I hope i am not the only person disturbed by the letter to the editor. What truly scares me is the Entitlement attitude of many of the yeshiva and kollel bachurim in Lakewood, Eretz Yisrael and frankly everywhere. The underlying idea of learnign all day is obviously ideal, it isnt for everybody. If you can afford it, great. If family members can help pit, great. But to make it part and parcel of a shidduch is no different then boys who only date girls from wealthy families and with family businesses to take over, which by the way is Assur. Would i love to learn all day, of course i would, although i am not sure if i could do it. However i have a family and tuitions and mortgage and credit cards and i have to work. I know plenty of men who work for a living and learn for 1/2 a day or rotate learning for 2 years and working for 2 years.
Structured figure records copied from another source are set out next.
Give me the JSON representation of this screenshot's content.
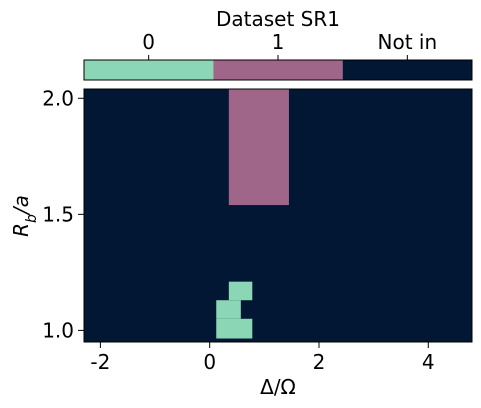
{
  "chart_data": {
    "type": "heatmap",
    "title": "Dataset SR1",
    "xlabel": "Δ/Ω",
    "ylabel": "R_b/a",
    "xlim": [
      -2.3,
      4.8
    ],
    "ylim": [
      0.95,
      2.04
    ],
    "x_ticks": [
      -2,
      0,
      2,
      4
    ],
    "y_ticks": [
      1.0,
      1.5,
      2.0
    ],
    "grid": false,
    "background_category": "Not in",
    "colorbar": {
      "position": "top",
      "categories": [
        {
          "label": "0",
          "color": "#8bd6b4"
        },
        {
          "label": "1",
          "color": "#a0668a"
        },
        {
          "label": "Not in",
          "color": "#011733"
        }
      ]
    },
    "regions": [
      {
        "category": "1",
        "x0": 0.35,
        "x1": 1.45,
        "y0": 1.54,
        "y1": 2.04
      },
      {
        "category": "0",
        "x0": 0.35,
        "x1": 0.78,
        "y0": 1.13,
        "y1": 1.21
      },
      {
        "category": "0",
        "x0": 0.12,
        "x1": 0.57,
        "y0": 1.05,
        "y1": 1.13
      },
      {
        "category": "0",
        "x0": 0.12,
        "x1": 0.78,
        "y0": 0.965,
        "y1": 1.05
      }
    ]
  }
}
We need to move away from this "hand out" welfare mentality that is only breeding discontent among all parties and creating an underbelly of poverty in our community. Sorry for being longwinded but this article really got under my skin.

1:10 PM  
Blogger Looking Forward said...

i'm really shocked by what passes as entitlement in our communities too.

my perents when they where first married made their own clothing by hand, and i know that at least one point we stopped buying meat except for shabbos.
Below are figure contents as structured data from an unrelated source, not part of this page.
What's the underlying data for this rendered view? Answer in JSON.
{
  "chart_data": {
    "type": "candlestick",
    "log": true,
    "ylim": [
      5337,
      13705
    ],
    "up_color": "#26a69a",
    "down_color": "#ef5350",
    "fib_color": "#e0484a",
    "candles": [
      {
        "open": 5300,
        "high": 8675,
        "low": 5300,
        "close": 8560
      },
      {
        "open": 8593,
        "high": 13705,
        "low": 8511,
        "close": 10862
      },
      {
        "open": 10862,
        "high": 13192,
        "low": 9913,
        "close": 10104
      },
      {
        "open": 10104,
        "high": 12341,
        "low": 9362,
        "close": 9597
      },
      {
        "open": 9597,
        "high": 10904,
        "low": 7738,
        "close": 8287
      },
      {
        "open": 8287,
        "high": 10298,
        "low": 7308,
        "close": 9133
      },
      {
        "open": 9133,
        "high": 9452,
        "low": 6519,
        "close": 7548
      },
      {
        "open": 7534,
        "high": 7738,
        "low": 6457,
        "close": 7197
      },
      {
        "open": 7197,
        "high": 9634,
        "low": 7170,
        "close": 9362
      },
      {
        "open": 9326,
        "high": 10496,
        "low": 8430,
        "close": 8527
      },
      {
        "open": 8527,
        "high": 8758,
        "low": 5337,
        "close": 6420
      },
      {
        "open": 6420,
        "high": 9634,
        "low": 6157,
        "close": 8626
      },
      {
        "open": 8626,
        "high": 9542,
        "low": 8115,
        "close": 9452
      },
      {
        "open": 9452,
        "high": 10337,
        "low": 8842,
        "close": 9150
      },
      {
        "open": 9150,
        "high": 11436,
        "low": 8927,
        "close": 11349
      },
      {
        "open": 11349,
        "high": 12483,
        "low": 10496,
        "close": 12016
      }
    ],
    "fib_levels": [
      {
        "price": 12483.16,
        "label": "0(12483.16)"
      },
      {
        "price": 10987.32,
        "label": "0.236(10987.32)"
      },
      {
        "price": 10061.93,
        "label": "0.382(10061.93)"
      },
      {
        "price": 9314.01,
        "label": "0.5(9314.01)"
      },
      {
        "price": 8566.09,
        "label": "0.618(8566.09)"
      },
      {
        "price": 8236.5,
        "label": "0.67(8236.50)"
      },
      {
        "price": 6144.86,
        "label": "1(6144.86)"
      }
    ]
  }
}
imean it's a perversion of everything torah desires from us! (what does perkei avos say, study with out work will in the end cease and lead to sin?)

1:34 PM  
Anonymous Anonymous said...

"What truly scares me is the Entitlement attitude of many of the yeshiva and kollel bachurim in Lakewood, Eretz Yisrael and frankly everywhere. The underlying idea of learnign all day is obviously ideal, it isnt for everybody. If you can afford it, great. "

Entitlement doesn't start and end with the kollel and yeshiva bochurim. Let's not tar and feather here.
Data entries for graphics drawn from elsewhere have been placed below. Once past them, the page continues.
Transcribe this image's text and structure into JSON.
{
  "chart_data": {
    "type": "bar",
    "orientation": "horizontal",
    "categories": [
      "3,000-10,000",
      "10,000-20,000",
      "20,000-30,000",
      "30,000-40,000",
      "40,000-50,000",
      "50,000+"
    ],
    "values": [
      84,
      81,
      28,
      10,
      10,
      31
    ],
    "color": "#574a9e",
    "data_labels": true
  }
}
There are plenty of "working" individuals with an unhealthy sense of entitlement. I find myself catching myself in it sometimes. E.g. - I SHOULD have a house, I SHOULD have nice clothes for my children, etc etc.

There is a need for kollel and yeshiva in our communities. But it's not their fault when families refuse to give their sons limits. If you don't want to support your daughters, make a case with your son. Insist he get a college education, or at least get a paying job. My brother managed to attend an extremely frum yeshiva, and is currently working and in grad school.

Children listen to the message their parents send MORE than they listen to the messages of their school. If a parent is okay with the idea of kollel, and gives the child that choice, why wouldn't they choose it? It's reinforced in many frum circles as the righteous choice. They feel that they're doing the right thing, and that is always a seductive feeling.

Blame the parents. They're the ones encouraging their sons to find wealthy girls so that they don't have to support them. They're the ones encouraging pregnant women with children to go out into the workforce, and somehow make lunch and dinner for their prince of a son.

2:26 PM  
Blogger Somewhat Anonymous said...

As far as entitlement goes, there is an additional factor to a general sense of entitlement that affects young couples.

It seems to me that many young married couples, having just started out on their own, expect to maintain generally the standard of living they enjoyed while living with their parents. Obviously, a newly married couple, where one or both are in school/kollel, are not going to be able to afford the lifestyle that their parents have been able to afford after twenty five to forty years of marriage. Newly marrieds must keep in mind that their parents likely lived much more frugally when they were first married than they do after half a lifetime, and should adjust their expectations accordingly.

3:04 PM  
Blogger Orthonomics said...

I don't think the sense of entitlement is limited to learners in the least. I see it everywhere. Like deemer said, it is up to parents to set limits and encourage choices.

Often the best way to encourage good choices is to give the freedom to make choices within limits. Unfortunately, what many parents today do is forget to set the limits.

3:51 PM  
Anonymous Anonymous said...

It's a sick world out there, and getting sicker, ladies and gentlemen.